The following table sets forth, as of November 6, 2023, (a) the name and position or positions with the Company of each Selling Stockholder; (b) the aggregate of (i) the number of shares of Common Stock held by each Selling Stockholder as of the date of this Supplement and (ii) the number of shares issuable upon exercise of options and vesting of restricted stock units granted to each Selling Stockholder under the Plans, as supplemented by this Supplement, for resale by each Selling Stockholder as of the date of this Supplement; (c) the number of shares of Common Stock that each Selling Stockholder may offer for sale from time to time pursuant to the Prospectus, as supplemented by this Supplement, whether or not such Selling Stockholder has a present intention to do so; and (d) the number of shares of Common Stock to be beneficially owned by each Selling Stockholder following the sale of all shares that may be so offered pursuant to the Prospectus, as supplemented by this Supplement, assuming no other change in ownership of Common Stock by such Selling Stockholder after the date of this Supplement. Unless otherwise indicated, beneficial ownership is direct and the person indicated has sole voting and investment power.

 

The selling stockholders are our current and former directors and officers (or any of their respective assigns) who have acquired or may acquire in the future shares of our common stock under the Plans. The selling stockholders may, from time to time, resell all or a portion of the shares of our common stock covered by this reoffer prospectus. There is no assurance that any of the selling stockholders will sell any or all of the shares offered by them under this reoffer prospectus.
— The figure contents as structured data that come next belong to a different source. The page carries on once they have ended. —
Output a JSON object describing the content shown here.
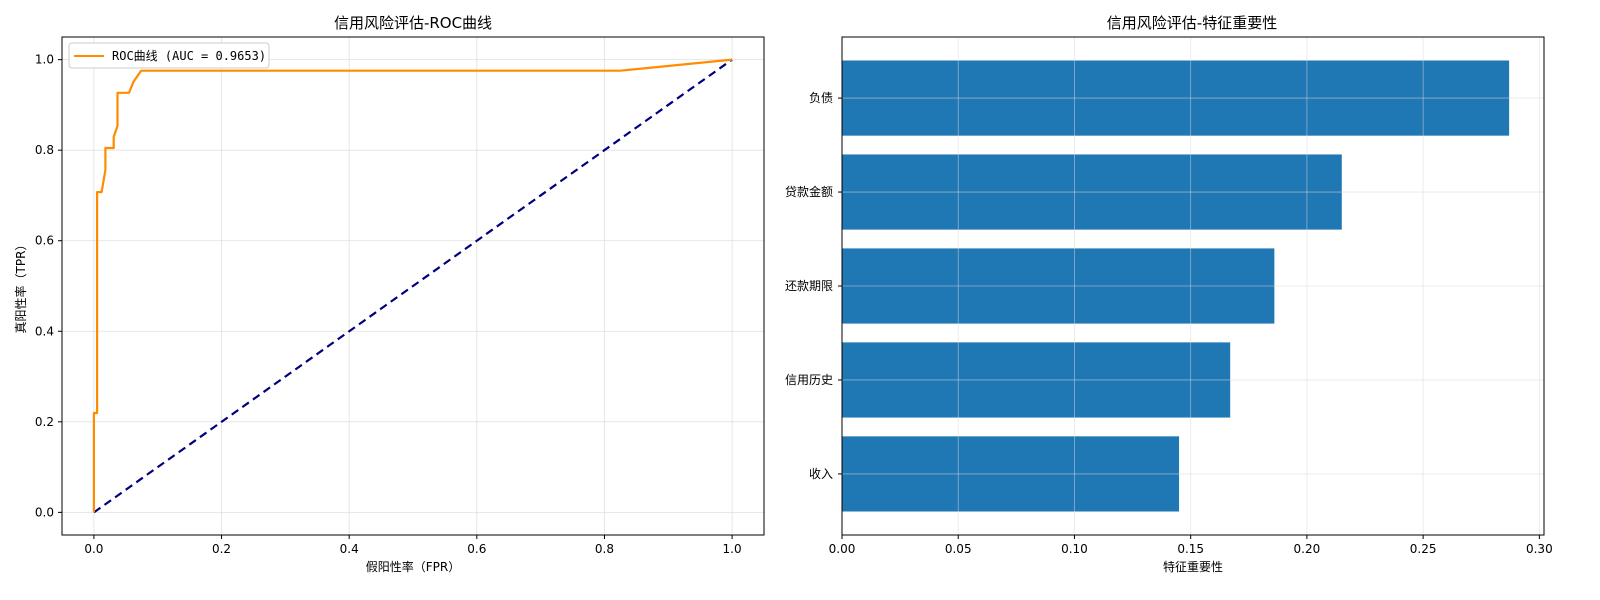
{
  "chart_data": [
    {
      "type": "line",
      "title": "信用风险评估-ROC曲线",
      "xlabel": "假阳性率（FPR）",
      "ylabel": "真阳性率（TPR）",
      "xlim": [
        -0.05,
        1.05
      ],
      "ylim": [
        -0.05,
        1.05
      ],
      "xticks": [
        0.0,
        0.2,
        0.4,
        0.6,
        0.8,
        1.0
      ],
      "yticks": [
        0.0,
        0.2,
        0.4,
        0.6,
        0.8,
        1.0
      ],
      "xtick_labels": [
        "0.0",
        "0.2",
        "0.4",
        "0.6",
        "0.8",
        "1.0"
      ],
      "ytick_labels": [
        "0.0",
        "0.2",
        "0.4",
        "0.6",
        "0.8",
        "1.0"
      ],
      "grid": true,
      "legend_position": "top-left",
      "series": [
        {
          "name": "ROC曲线 (AUC = 0.9653)",
          "color": "#ff8c00",
          "style": "solid",
          "x": [
            0.0,
            0.0,
            0.0,
            0.005,
            0.005,
            0.005,
            0.012,
            0.018,
            0.018,
            0.031,
            0.031,
            0.037,
            0.037,
            0.055,
            0.062,
            0.074,
            0.074,
            0.825,
            1.0
          ],
          "y": [
            0.0,
            0.1463,
            0.2195,
            0.2195,
            0.5122,
            0.7073,
            0.7073,
            0.7561,
            0.8049,
            0.8049,
            0.8293,
            0.8537,
            0.9268,
            0.9268,
            0.9512,
            0.9756,
            0.9756,
            0.9756,
            1.0
          ]
        },
        {
          "name": "",
          "color": "#000080",
          "style": "dashed",
          "x": [
            0.0,
            1.0
          ],
          "y": [
            0.0,
            1.0
          ]
        }
      ]
    },
    {
      "type": "bar",
      "orientation": "horizontal",
      "title": "信用风险评估-特征重要性",
      "xlabel": "特征重要性",
      "ylabel": "",
      "categories": [
        "负债",
        "贷款金额",
        "还款期限",
        "信用历史",
        "收入"
      ],
      "values": [
        0.287,
        0.215,
        0.186,
        0.167,
        0.145
      ],
      "xlim": [
        0.0,
        0.302
      ],
      "xticks": [
        0.0,
        0.05,
        0.1,
        0.15,
        0.2,
        0.25,
        0.3
      ],
      "xtick_labels": [
        "0.00",
        "0.05",
        "0.10",
        "0.15",
        "0.20",
        "0.25",
        "0.30"
      ],
      "grid": true,
      "color": "#1f77b4"
    }
  ]
}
The address for each of the selling stockholders listed below is c/o Surge Components Inc., 95 Jefryn Boulevard, Deer Park, New York, 11729. Any changed information will be set forth in an amendment to the registration statement or supplement to this reoffer prospectus, to the extent required by law.

 

Name  Position  Number of
Shares
Owned
Prior to
the
Offering(1)
   Number of
Shares
Included
in this
Offering(2)
   Number of
Shares to
be Owned
After
Completion
of the
Offering(3)
   Percentage
of Shares
to be
Owned
After
Completion
of the
Offering(4)
 
Ira Levy  CEO and Director   1,365,202    107,341    1,257,861   22.70%
Steven J. Lubman  Vice President and Director   1,111,952    100,838    1,011,114    18.25%
Lawrence Chariton  Director   192,573    35,000    157,573    2.84%
Alan Plafker  Director   46,334    20,000    26,334    *%
Gary Jacobs  Director   182,000    55,000    127,000    2.29%
Peter Levy  Director   35,000    35,000    0    *%
Martin Novick  Director   35,000    35,000    0    *%

 

 

  * Less than 1%.
     
  (1) The shares owned by a person include shares owned by the individual as well as shares granted, or exercisable upon the exercise of options granted to the selling stockholder under the Plans, whether or not such options vest or become exercisable (as applicable) within 60 days of the date of this reoffer prospectus.
  (2) The amounts for each selling stockholder assume full vesting and exercise of all outstanding options to purchase common stock held by such selling stockholder.
  (3) Assumes that all shares offered hereby are sold but no other securities held by selling stockholders are sold.
  (4) This table has been prepared based on 5,541,342 shares of common stock outstanding as of November   2023.